We leave the stdout output enabled just to check things are working, it’s a good idea to disable it when everything is running. We essentially just use Logstash as a broker to get stuff from RabbitMQ into Graylog2 via GELF. Graylog2 does support AMQP directly, but there are some good reasons we do this – namely it doesn’t support using AMQP in the same way that Logstash does.

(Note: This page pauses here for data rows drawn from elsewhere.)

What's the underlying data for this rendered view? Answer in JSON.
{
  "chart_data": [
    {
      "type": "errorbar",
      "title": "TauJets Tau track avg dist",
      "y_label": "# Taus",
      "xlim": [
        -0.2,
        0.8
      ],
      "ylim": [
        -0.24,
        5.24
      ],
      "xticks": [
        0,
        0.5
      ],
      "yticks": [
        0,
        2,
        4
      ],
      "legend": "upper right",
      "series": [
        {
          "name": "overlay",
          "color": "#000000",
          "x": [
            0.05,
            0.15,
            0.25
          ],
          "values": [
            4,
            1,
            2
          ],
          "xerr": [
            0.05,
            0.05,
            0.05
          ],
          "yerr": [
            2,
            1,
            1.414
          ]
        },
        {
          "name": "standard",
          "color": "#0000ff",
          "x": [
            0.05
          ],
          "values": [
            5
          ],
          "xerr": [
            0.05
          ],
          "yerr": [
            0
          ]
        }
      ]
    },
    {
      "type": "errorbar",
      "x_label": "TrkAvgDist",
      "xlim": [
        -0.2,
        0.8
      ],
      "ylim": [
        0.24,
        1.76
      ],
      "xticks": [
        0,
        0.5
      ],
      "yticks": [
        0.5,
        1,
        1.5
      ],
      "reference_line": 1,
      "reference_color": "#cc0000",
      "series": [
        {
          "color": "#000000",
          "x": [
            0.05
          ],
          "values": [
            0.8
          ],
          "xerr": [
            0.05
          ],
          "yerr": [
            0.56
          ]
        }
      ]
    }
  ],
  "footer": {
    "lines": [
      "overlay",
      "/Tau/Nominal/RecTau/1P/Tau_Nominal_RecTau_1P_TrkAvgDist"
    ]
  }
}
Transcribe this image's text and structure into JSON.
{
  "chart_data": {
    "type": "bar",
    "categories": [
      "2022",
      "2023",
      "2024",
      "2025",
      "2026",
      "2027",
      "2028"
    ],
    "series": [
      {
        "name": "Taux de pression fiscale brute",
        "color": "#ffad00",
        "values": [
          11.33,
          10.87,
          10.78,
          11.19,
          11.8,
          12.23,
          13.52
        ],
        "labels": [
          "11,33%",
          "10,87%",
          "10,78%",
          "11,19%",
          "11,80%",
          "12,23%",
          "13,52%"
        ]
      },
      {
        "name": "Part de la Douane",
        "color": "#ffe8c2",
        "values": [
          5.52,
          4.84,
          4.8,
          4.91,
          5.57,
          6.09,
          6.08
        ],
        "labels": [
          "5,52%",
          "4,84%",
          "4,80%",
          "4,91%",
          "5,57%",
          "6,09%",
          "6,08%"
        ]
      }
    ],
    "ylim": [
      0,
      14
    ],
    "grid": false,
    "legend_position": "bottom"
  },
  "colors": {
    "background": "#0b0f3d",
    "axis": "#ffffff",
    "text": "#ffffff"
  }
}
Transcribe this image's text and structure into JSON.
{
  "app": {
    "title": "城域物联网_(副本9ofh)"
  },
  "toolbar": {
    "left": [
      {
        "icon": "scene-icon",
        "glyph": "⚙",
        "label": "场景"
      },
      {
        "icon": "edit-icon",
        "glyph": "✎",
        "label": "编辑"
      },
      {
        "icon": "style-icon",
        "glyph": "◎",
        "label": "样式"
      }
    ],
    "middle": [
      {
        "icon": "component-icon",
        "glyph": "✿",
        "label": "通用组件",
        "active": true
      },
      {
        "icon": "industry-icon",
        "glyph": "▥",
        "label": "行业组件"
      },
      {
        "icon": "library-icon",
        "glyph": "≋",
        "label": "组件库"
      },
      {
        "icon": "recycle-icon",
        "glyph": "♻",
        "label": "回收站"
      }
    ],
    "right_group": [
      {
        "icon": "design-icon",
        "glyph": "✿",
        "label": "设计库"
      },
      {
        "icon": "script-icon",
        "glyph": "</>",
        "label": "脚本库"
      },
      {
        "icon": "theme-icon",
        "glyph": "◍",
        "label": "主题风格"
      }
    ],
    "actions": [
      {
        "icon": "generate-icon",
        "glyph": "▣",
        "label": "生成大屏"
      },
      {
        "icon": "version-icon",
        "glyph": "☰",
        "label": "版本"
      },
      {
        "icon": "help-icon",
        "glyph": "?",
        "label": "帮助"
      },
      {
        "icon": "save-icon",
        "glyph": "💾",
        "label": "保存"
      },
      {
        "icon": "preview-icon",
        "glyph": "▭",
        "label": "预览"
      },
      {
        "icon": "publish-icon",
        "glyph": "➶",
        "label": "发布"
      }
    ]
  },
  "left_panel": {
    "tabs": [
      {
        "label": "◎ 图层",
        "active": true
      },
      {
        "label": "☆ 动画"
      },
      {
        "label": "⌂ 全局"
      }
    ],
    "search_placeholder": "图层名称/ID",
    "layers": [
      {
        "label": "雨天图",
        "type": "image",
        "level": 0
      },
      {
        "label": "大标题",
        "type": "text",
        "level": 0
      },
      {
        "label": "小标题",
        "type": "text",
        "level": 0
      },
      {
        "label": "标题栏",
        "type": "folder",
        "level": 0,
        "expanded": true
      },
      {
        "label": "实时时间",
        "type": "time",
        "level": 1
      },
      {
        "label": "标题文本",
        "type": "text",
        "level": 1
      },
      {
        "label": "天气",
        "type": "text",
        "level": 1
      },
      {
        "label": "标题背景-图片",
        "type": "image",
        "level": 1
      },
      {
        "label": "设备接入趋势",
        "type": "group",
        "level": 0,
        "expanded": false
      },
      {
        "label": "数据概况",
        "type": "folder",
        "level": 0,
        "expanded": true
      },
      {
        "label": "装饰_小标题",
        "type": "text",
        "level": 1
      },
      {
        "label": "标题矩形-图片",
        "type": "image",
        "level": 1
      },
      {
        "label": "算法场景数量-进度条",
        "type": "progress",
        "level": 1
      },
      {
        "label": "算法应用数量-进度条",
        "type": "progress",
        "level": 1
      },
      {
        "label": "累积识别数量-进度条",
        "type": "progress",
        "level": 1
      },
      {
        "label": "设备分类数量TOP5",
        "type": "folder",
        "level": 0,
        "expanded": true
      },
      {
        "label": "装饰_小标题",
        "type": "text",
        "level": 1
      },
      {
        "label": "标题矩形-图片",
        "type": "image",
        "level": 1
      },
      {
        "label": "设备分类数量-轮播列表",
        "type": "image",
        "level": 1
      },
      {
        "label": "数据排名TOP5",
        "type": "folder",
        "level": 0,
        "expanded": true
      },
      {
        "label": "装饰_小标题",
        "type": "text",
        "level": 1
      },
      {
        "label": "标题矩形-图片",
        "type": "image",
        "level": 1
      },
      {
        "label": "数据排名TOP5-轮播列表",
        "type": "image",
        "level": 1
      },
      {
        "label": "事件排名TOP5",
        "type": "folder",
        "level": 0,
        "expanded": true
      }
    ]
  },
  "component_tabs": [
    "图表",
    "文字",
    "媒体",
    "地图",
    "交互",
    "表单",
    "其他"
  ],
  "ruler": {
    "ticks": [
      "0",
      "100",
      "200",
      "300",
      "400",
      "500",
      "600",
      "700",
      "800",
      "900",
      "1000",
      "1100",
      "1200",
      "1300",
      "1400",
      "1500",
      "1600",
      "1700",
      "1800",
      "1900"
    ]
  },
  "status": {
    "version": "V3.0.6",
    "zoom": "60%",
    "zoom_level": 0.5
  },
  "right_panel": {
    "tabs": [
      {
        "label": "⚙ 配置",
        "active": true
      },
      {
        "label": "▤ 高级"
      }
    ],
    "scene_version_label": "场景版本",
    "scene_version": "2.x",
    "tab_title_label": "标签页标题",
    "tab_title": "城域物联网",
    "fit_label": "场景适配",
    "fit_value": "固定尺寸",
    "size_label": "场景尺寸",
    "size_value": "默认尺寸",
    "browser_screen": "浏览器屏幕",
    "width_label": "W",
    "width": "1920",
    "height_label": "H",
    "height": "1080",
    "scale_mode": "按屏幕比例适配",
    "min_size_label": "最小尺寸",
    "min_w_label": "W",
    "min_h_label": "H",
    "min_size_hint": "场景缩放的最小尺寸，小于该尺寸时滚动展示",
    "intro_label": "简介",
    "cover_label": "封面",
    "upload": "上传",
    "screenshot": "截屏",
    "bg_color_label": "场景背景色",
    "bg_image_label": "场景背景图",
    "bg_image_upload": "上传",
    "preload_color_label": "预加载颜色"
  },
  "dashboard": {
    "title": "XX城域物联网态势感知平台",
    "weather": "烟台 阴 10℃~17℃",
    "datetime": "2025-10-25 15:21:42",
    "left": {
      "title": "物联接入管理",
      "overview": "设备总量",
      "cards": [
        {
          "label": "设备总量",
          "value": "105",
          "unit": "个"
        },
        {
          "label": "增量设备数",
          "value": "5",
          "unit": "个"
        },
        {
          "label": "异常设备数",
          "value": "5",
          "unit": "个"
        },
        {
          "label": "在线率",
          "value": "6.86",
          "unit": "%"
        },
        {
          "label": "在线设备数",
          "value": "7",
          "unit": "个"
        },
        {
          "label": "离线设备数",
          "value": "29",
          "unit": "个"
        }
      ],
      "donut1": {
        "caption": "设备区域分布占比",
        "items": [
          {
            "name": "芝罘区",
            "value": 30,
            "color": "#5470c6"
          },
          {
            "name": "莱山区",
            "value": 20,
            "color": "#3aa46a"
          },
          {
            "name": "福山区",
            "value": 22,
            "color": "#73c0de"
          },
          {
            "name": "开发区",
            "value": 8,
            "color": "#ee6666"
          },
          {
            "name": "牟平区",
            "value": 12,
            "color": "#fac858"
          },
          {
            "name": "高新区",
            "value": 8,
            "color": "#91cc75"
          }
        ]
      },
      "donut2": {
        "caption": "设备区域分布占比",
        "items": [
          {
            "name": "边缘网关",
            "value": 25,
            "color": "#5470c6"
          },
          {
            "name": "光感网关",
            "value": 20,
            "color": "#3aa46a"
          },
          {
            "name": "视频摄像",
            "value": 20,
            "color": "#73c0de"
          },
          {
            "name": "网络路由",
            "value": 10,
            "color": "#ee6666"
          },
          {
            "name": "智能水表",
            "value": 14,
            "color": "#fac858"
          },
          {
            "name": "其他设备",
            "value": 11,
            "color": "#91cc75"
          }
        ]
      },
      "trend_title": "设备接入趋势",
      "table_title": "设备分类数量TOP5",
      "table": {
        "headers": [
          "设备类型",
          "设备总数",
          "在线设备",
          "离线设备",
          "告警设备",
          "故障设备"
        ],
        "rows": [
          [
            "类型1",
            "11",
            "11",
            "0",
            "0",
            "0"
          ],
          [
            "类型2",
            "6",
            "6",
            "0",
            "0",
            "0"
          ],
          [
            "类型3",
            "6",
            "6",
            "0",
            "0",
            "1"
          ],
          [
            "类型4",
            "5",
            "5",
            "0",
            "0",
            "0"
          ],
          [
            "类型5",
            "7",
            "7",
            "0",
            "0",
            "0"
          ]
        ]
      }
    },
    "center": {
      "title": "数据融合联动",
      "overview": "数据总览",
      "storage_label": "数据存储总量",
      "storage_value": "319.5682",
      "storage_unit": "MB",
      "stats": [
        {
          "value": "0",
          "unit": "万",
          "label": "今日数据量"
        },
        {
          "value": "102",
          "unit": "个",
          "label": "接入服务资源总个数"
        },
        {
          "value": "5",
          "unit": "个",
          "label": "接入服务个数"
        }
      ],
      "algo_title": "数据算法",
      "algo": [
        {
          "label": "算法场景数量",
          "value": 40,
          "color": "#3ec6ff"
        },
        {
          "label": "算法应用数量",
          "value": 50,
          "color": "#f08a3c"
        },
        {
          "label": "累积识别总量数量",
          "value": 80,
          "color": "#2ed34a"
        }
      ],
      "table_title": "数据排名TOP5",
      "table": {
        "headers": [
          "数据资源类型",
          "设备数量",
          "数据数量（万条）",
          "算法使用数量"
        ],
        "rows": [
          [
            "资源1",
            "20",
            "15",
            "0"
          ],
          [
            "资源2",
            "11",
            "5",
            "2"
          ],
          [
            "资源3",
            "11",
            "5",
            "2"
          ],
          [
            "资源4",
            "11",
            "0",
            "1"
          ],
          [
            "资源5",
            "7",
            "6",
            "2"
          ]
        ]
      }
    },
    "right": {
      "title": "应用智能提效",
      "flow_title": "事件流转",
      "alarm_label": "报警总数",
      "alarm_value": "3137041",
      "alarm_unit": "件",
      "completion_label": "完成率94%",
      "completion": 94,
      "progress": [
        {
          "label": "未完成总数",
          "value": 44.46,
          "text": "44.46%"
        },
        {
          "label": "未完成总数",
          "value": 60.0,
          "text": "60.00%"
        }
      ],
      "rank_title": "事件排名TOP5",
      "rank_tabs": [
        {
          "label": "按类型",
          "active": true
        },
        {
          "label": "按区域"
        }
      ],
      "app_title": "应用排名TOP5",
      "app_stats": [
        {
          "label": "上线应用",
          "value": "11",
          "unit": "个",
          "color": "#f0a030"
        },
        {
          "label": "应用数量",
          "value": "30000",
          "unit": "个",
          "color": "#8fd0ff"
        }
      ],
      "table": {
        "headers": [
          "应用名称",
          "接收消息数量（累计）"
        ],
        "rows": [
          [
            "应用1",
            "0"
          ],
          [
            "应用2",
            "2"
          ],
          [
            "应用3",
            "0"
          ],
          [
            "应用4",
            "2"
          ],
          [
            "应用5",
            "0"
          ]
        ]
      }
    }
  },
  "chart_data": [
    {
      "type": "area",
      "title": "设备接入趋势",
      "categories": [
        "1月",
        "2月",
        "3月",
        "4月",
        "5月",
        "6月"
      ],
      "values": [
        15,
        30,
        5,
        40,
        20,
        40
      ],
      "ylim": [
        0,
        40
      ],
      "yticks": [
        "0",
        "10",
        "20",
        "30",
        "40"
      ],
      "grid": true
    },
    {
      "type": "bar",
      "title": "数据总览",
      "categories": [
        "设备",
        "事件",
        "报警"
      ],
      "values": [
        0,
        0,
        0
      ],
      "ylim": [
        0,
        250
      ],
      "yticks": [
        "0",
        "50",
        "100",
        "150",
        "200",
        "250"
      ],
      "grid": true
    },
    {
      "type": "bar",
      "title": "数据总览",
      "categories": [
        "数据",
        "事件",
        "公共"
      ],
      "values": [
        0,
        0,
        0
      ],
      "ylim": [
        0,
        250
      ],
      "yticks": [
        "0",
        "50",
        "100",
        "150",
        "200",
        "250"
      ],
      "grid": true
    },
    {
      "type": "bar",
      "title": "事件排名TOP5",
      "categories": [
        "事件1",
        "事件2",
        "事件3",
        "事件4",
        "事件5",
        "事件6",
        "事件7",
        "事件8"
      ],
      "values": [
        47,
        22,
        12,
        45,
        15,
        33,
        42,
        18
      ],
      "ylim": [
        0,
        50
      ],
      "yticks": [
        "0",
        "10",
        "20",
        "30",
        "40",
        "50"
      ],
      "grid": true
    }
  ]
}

Kickstart both of them the same way, assuming you stored the config as logstash.conf

# java -jar logstash-1.1.0-monolithic.jar agent -f logstash.conf

Next get Graylog2 going. Extract both the server and the web interface into /opt and configure the server. Copy graylog2.conf.example to /etc/graylog2.conf and make the relevant changes. You can use mongodb with or without authentication if it’s not accessible externally, we’re using authentication here. For setting up MongoDB authentication read more here, which has a bunch of other info on configuring Graylog2 which is worth reading.

1
2
3
4
5
6
7
8
9
10
11
12
13
14
15
16
17
18
19
20
21
22
23
24
25
26
27
28
29
30
31
32
33
34
35
36
37
38
39
syslog_listen_port = 514
syslog_protocol = udp
 
elasticsearch_url = http://localhost:9200/
elasticsearch_index_name = graylog2
 
force_syslog_rdns = false
 
mongodb_useauth = true
mongodb_user = graylog
mongodb_password = graylog
mongodb_host = localhost
 
#mongodb_replica_set = localhost:27017,localhost:27018,localhost:27019
mongodb_database = graylog2
mongodb_port = 27017
 
mq_batch_size = 4000
mq_poll_freq = 1
 
mq_max_size = 0
 
mongodb_max_connections = 100
mongodb_threads_allowed_to_block_multiplier = 5
 
use_gelf = true
gelf_listen_address = 0.0.0.0
gelf_listen_port = 12201
 
# AMQP
amqp_enabled = false
amqp_subscribed_queues = gqueue:gelf,squeue:syslog
amqp_host = localhost
amqp_port = 5627
amqp_username = guest
amqp_password = guest
amqp_virtualhost = /
 
forwarder_loggly_timeout = 3

You can start Graylog2 up now with ‘bin/graylog2ctl start’.

To get the web interface working, do the following

root@logger:/opt/graylog2-web-interface-0.9.6# gem install bundler
root@logger:/opt/graylog2-web-interface-0.9.6# bundle install
root@logger:/opt/graylog2-web-interface-0.9.6# script/rails runserver -e production -p 80

You should now have a running logging system. Now you should go back, get the web interface behind passenger and nginx running as an unprivileged user.